Twenty-two percent of women had positive auto-Abs, higher than the 6% rate reported in the first study of Bastard et al. . Auto-Ab positive women displayed a peculiar phenotype, associating a younger age, more invasive mechanical ventilation requirement at ICU admission, and presented more frequently auto-Abs neutralizing IFN-β. Interestingly, they also had a more frequent auto-immune background. ANA have been reported in 14% of COVID-19 patients . Auto-Abs against IFN have previously been identified in the pathogenesis of systemic lupus erythematous  but determining whether ANA positivity is triggered by SARS-CoV-2 infection or if patients with auto-immune background are more prompt to develop auto-Abs against type I IFNs will require more studies. Based on our results, we hypothesize that patients with auto-Abs may have two phenotypes, a first one represented by men over 60 years old without any auto-immune background, as described in the studies by the COVID human genetic effort consortium [5, 8], and another one, which is described here, represented by young women with auto-immune background. In both cases, in the ICU setting, auto-Abs against type I IFN are causal of life-threatening disease and seem to be associated with more severe disease at ICU admission in women, but not with mortality.

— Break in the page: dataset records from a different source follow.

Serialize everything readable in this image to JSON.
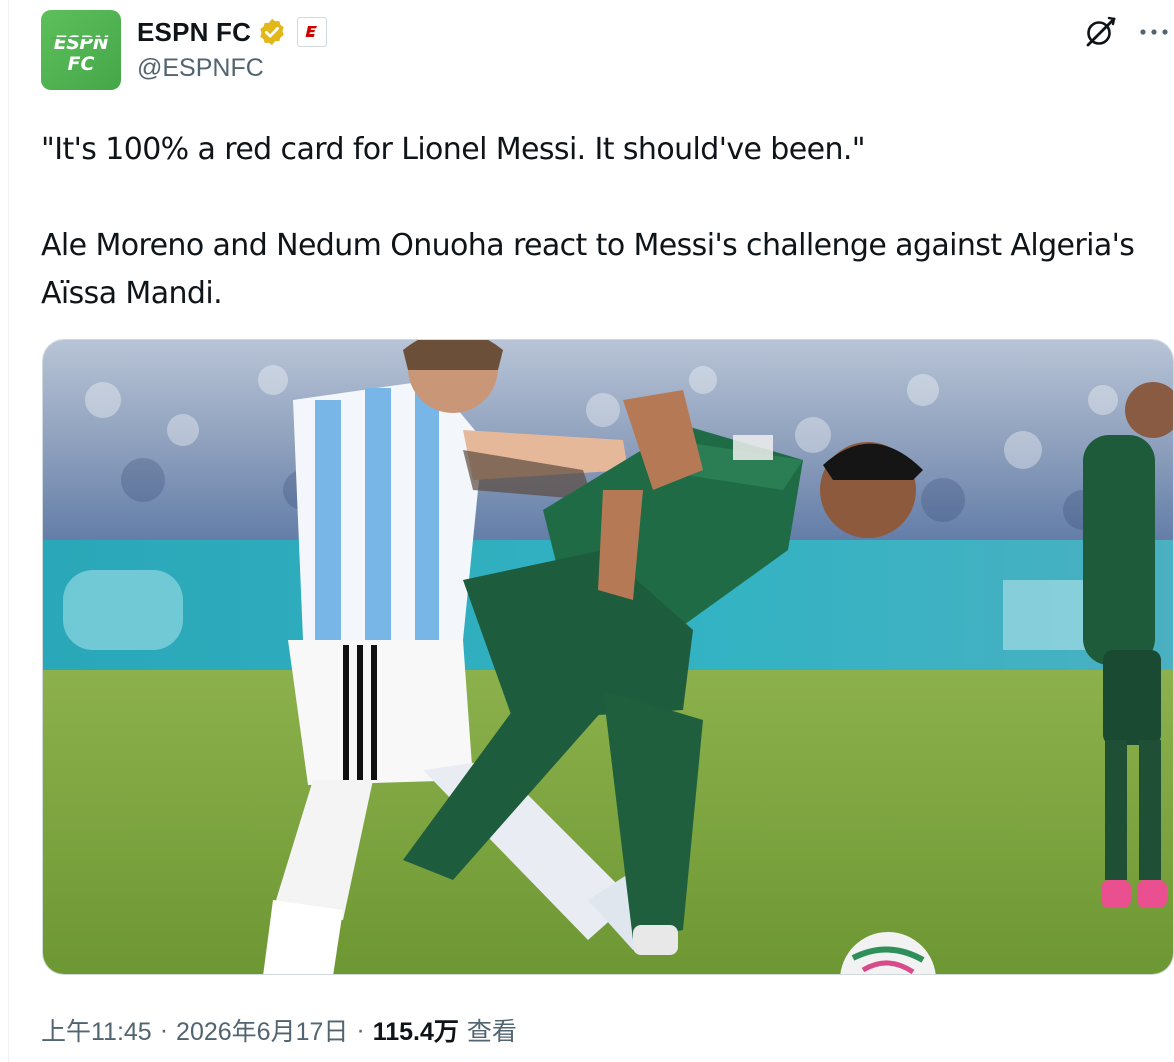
{
  "tweet": {
    "author": {
      "display_name": "ESPN FC",
      "handle": "@ESPNFC",
      "verified": true,
      "verified_color": "#e2b719",
      "affiliate_badge": "espn-e-logo",
      "avatar_lines": [
        "ESPN",
        "FC"
      ],
      "avatar_color": "#4caf50"
    },
    "text": "\"It's 100% a red card for Lionel Messi. It should've been.\"\n\nAle Moreno and Nedum Onuoha react to Messi's challenge against Algeria's Aïssa Mandi.",
    "media": {
      "type": "photo"
    },
    "meta": {
      "time": "上午11:45",
      "date": "2026年6月17日",
      "separator": "·",
      "views_count": "115.4万",
      "views_label": "查看"
    },
    "actions": {
      "grok_icon": "grok-icon",
      "more_icon": "more-icon"
    }
  }
}
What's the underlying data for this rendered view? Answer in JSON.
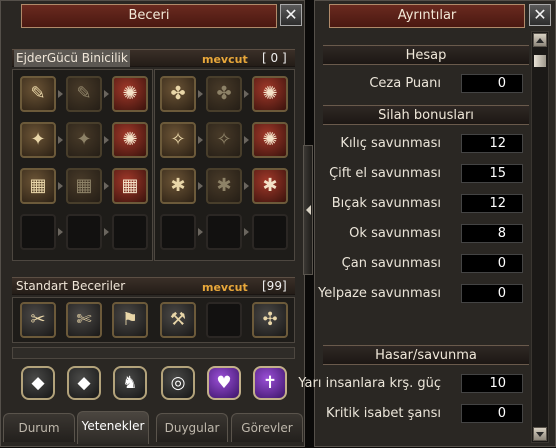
{
  "left": {
    "title": "Beceri",
    "close": "✕",
    "group1": {
      "name": "EjderGücü Binicilik",
      "available_label": "mevcut",
      "available_value": "[ 0 ]"
    },
    "group2": {
      "name": "Standart Beceriler",
      "available_label": "mevcut",
      "available_value": "[99]"
    },
    "grid_icons": [
      [
        "✎",
        "✎",
        "✺",
        "✤",
        "✤",
        "✺"
      ],
      [
        "✦",
        "✦",
        "✺",
        "✧",
        "✧",
        "✺"
      ],
      [
        "▦",
        "▦",
        "▦",
        "✱",
        "✱",
        "✱"
      ],
      [
        "",
        "",
        "",
        "",
        "",
        ""
      ]
    ],
    "standard_icons": [
      "✂",
      "✄",
      "⚑",
      "⚒",
      "",
      "✣"
    ],
    "bottom_icons": [
      "◆",
      "◆",
      "♞",
      "◎",
      "♥",
      "✝"
    ],
    "tabs": [
      "Durum",
      "Yetenekler",
      "Duygular",
      "Görevler"
    ],
    "active_tab": "Yetenekler"
  },
  "right": {
    "title": "Ayrıntılar",
    "close": "✕",
    "hesap_header": "Hesap",
    "ceza": {
      "label": "Ceza Puanı",
      "value": "0"
    },
    "silah_header": "Silah bonusları",
    "weapons": [
      {
        "label": "Kılıç savunması",
        "value": "12"
      },
      {
        "label": "Çift el savunması",
        "value": "15"
      },
      {
        "label": "Bıçak savunması",
        "value": "12"
      },
      {
        "label": "Ok savunması",
        "value": "8"
      },
      {
        "label": "Çan savunması",
        "value": "0"
      },
      {
        "label": "Yelpaze savunması",
        "value": "0"
      }
    ],
    "hasar_header": "Hasar/savunma",
    "damage": [
      {
        "label": "Yarı insanlara krş. güç",
        "value": "10"
      },
      {
        "label": "Kritik isabet şansı",
        "value": "0"
      }
    ]
  }
}
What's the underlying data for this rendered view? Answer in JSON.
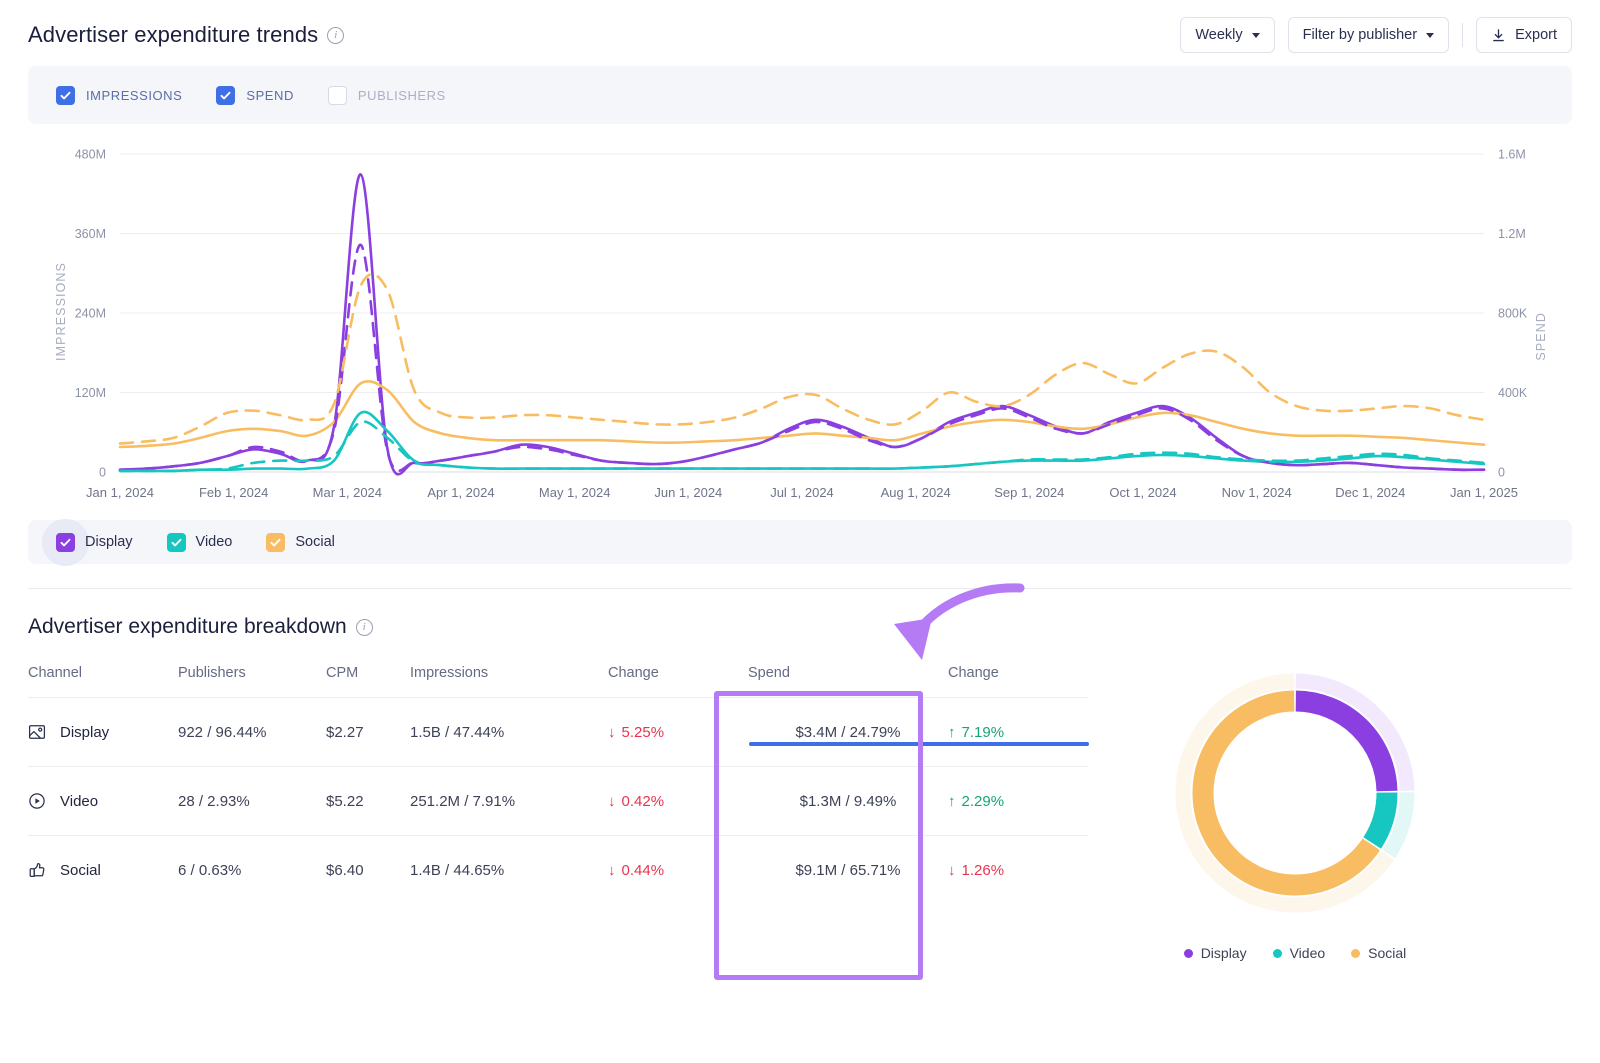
{
  "trends": {
    "title": "Advertiser expenditure trends",
    "info_icon": "info-icon",
    "controls": {
      "period_label": "Weekly",
      "filter_label": "Filter by publisher",
      "export_label": "Export",
      "export_icon": "download-icon"
    },
    "metrics": [
      {
        "label": "IMPRESSIONS",
        "checked": true
      },
      {
        "label": "SPEND",
        "checked": true
      },
      {
        "label": "PUBLISHERS",
        "checked": false
      }
    ],
    "channels": [
      {
        "label": "Display",
        "checked": true,
        "color": "#8b3fe0"
      },
      {
        "label": "Video",
        "checked": true,
        "color": "#16c6c0"
      },
      {
        "label": "Social",
        "checked": true,
        "color": "#f8bd62"
      }
    ]
  },
  "chart_data": {
    "type": "line",
    "title": "Advertiser expenditure trends",
    "xlabel": "",
    "ylabel": "IMPRESSIONS",
    "y2label": "SPEND",
    "grid": true,
    "legend": "bottom",
    "x": [
      "Jan 1, 2024",
      "Feb 1, 2024",
      "Mar 1, 2024",
      "Apr 1, 2024",
      "May 1, 2024",
      "Jun 1, 2024",
      "Jul 1, 2024",
      "Aug 1, 2024",
      "Sep 1, 2024",
      "Oct 1, 2024",
      "Nov 1, 2024",
      "Dec 1, 2024",
      "Jan 1, 2025"
    ],
    "yticks": [
      "0",
      "120M",
      "240M",
      "360M",
      "480M"
    ],
    "ylim": [
      0,
      480000000
    ],
    "y2ticks": [
      "0",
      "400K",
      "800K",
      "1.2M",
      "1.6M"
    ],
    "y2lim": [
      0,
      1600000
    ],
    "series": [
      {
        "name": "Display impressions",
        "axis": "left",
        "style": "solid",
        "color": "#8b3fe0",
        "values": [
          2,
          3,
          5,
          8,
          14,
          20,
          16,
          10,
          40,
          262,
          20,
          8,
          10,
          14,
          18,
          24,
          22,
          16,
          10,
          8,
          7,
          9,
          14,
          20,
          26,
          38,
          46,
          40,
          30,
          22,
          30,
          44,
          52,
          58,
          50,
          40,
          34,
          44,
          52,
          58,
          48,
          30,
          14,
          8,
          6,
          7,
          8,
          6,
          4,
          3,
          2,
          2
        ]
      },
      {
        "name": "Video impressions",
        "axis": "left",
        "style": "solid",
        "color": "#16c6c0",
        "values": [
          1,
          1,
          1,
          2,
          2,
          3,
          3,
          3,
          10,
          52,
          36,
          10,
          6,
          4,
          3,
          3,
          3,
          3,
          3,
          3,
          3,
          3,
          3,
          3,
          3,
          3,
          3,
          3,
          3,
          3,
          4,
          5,
          7,
          9,
          10,
          10,
          10,
          12,
          14,
          15,
          14,
          12,
          10,
          9,
          9,
          10,
          12,
          14,
          13,
          11,
          9,
          7
        ]
      },
      {
        "name": "Social impressions",
        "axis": "left",
        "style": "solid",
        "color": "#f8bd62",
        "values": [
          22,
          23,
          25,
          30,
          36,
          38,
          36,
          32,
          44,
          78,
          72,
          44,
          34,
          30,
          28,
          28,
          28,
          28,
          28,
          27,
          26,
          26,
          27,
          28,
          30,
          32,
          34,
          32,
          30,
          28,
          34,
          40,
          44,
          46,
          44,
          40,
          38,
          42,
          48,
          52,
          50,
          44,
          38,
          34,
          32,
          32,
          32,
          31,
          30,
          28,
          26,
          24
        ]
      },
      {
        "name": "Display spend",
        "axis": "right",
        "style": "dashed",
        "color": "#8b3fe0",
        "values": [
          2,
          3,
          5,
          8,
          14,
          22,
          18,
          10,
          36,
          200,
          18,
          8,
          10,
          14,
          18,
          22,
          20,
          15,
          10,
          8,
          7,
          9,
          14,
          20,
          26,
          36,
          44,
          38,
          28,
          22,
          30,
          42,
          50,
          56,
          48,
          38,
          34,
          42,
          50,
          56,
          46,
          28,
          14,
          8,
          6,
          7,
          8,
          6,
          4,
          3,
          2,
          2
        ]
      },
      {
        "name": "Video spend",
        "axis": "right",
        "style": "dashed",
        "color": "#16c6c0",
        "values": [
          1,
          1,
          1,
          2,
          3,
          8,
          10,
          10,
          14,
          44,
          30,
          9,
          6,
          4,
          3,
          3,
          3,
          3,
          3,
          3,
          3,
          3,
          3,
          3,
          3,
          3,
          3,
          3,
          3,
          3,
          4,
          5,
          7,
          9,
          11,
          11,
          11,
          13,
          16,
          17,
          16,
          13,
          11,
          10,
          10,
          12,
          14,
          16,
          15,
          12,
          10,
          8
        ]
      },
      {
        "name": "Social spend",
        "axis": "right",
        "style": "dashed",
        "color": "#f8bd62",
        "values": [
          25,
          27,
          30,
          40,
          52,
          54,
          50,
          46,
          60,
          164,
          160,
          72,
          52,
          48,
          48,
          50,
          50,
          48,
          46,
          44,
          42,
          42,
          44,
          48,
          56,
          66,
          68,
          56,
          46,
          42,
          54,
          70,
          62,
          58,
          68,
          86,
          96,
          86,
          78,
          92,
          104,
          106,
          92,
          70,
          58,
          54,
          54,
          56,
          58,
          56,
          50,
          46
        ]
      }
    ]
  },
  "breakdown": {
    "title": "Advertiser expenditure breakdown",
    "info_icon": "info-icon",
    "columns": [
      "Channel",
      "Publishers",
      "CPM",
      "Impressions",
      "Change",
      "Spend",
      "Change"
    ],
    "active_column": "Spend",
    "rows": [
      {
        "icon": "image-icon",
        "channel": "Display",
        "publishers": "922 / 96.44%",
        "cpm": "$2.27",
        "impressions": "1.5B / 47.44%",
        "impressions_change": "5.25%",
        "impressions_change_dir": "down",
        "spend": "$3.4M / 24.79%",
        "spend_change": "7.19%",
        "spend_change_dir": "up"
      },
      {
        "icon": "play-circle-icon",
        "channel": "Video",
        "publishers": "28 / 2.93%",
        "cpm": "$5.22",
        "impressions": "251.2M / 7.91%",
        "impressions_change": "0.42%",
        "impressions_change_dir": "down",
        "spend": "$1.3M / 9.49%",
        "spend_change": "2.29%",
        "spend_change_dir": "up"
      },
      {
        "icon": "thumbs-up-icon",
        "channel": "Social",
        "publishers": "6 / 0.63%",
        "cpm": "$6.40",
        "impressions": "1.4B / 44.65%",
        "impressions_change": "0.44%",
        "impressions_change_dir": "down",
        "spend": "$9.1M / 65.71%",
        "spend_change": "1.26%",
        "spend_change_dir": "down"
      }
    ],
    "donut": {
      "type": "pie",
      "title": "",
      "slices": [
        {
          "label": "Display",
          "value": 24.79,
          "color": "#8b3fe0",
          "track": "#f2e9fd"
        },
        {
          "label": "Video",
          "value": 9.49,
          "color": "#16c6c0",
          "track": "#e2f8f7"
        },
        {
          "label": "Social",
          "value": 65.71,
          "color": "#f8bd62",
          "track": "#fdf6ea"
        }
      ],
      "legend": [
        "Display",
        "Video",
        "Social"
      ]
    }
  },
  "annotation": {
    "arrow": "curved-arrow-icon",
    "highlight": "spend-column-highlight",
    "color": "#b47bf5"
  }
}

Our study has several strengths. Its multicentre and prospective design allowed for studying a representative sample of COVID-19 patients with little missing data. We could precisely assess the clinical phenotype and outcome of patients, who were followed up until day-90 of ICU admission. Finally, auto-Abs have been tested using the previously described reference method .

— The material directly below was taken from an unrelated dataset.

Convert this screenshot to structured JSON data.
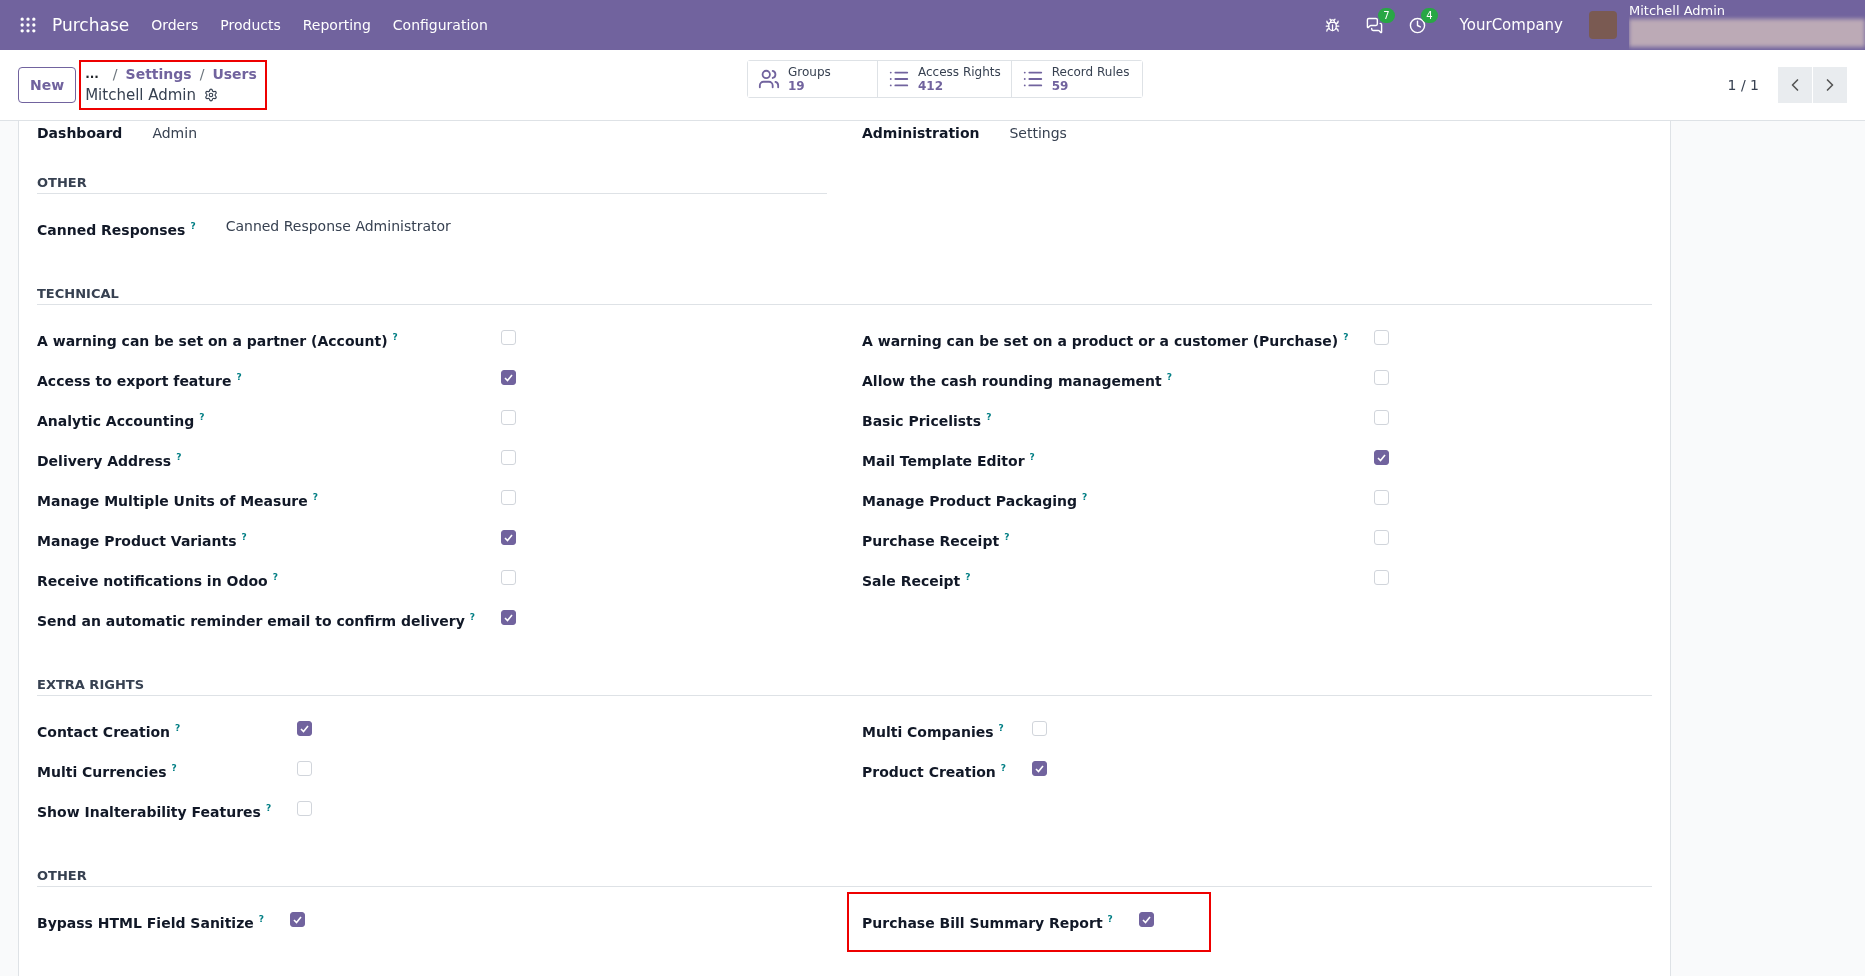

Our study also has limitations. Patients have been included from the beginning of the pandemics to May 2021. During this time-period, ICU admission strategies and patients’ management varied between the successive COVID-19 waves, introducing potential bias. The SARS-CoV-2 Alpha variant appeared in France and became predominant during the study inclusion period (January–May 2021) . However, the distribution of positive patients did not change over time. We also did not record SARS-CoV-2 vaccination status as there was no anti-SARS-CoV-2 vaccine available at the time the study started. However, on May 1st 2021, when the inclusion period ended, less than 10% of the French population had been fully vaccinated (https://covidtracker.fr/vaccintracker/), implying that the proportion of vaccinated patients in this cohort of critically ill patients was very low. The existence of a control group consisting in COVID-19 negative ARDS patients would have reinforced the findings of the study regarding the prevalence of auto-Abs. Performing immunological tests to assess the relationship between auto-Abs and host response to SARS-CoV-2 infection would have allowed to further explore the pathophysiological role of auto-Abs against type I IFNs in vivo in critically ill COVID-19 patients. Finally, auto-Abs were screened on only one blood sample during ICU stay, potentially underestimating the rate of auto-Abs positivity.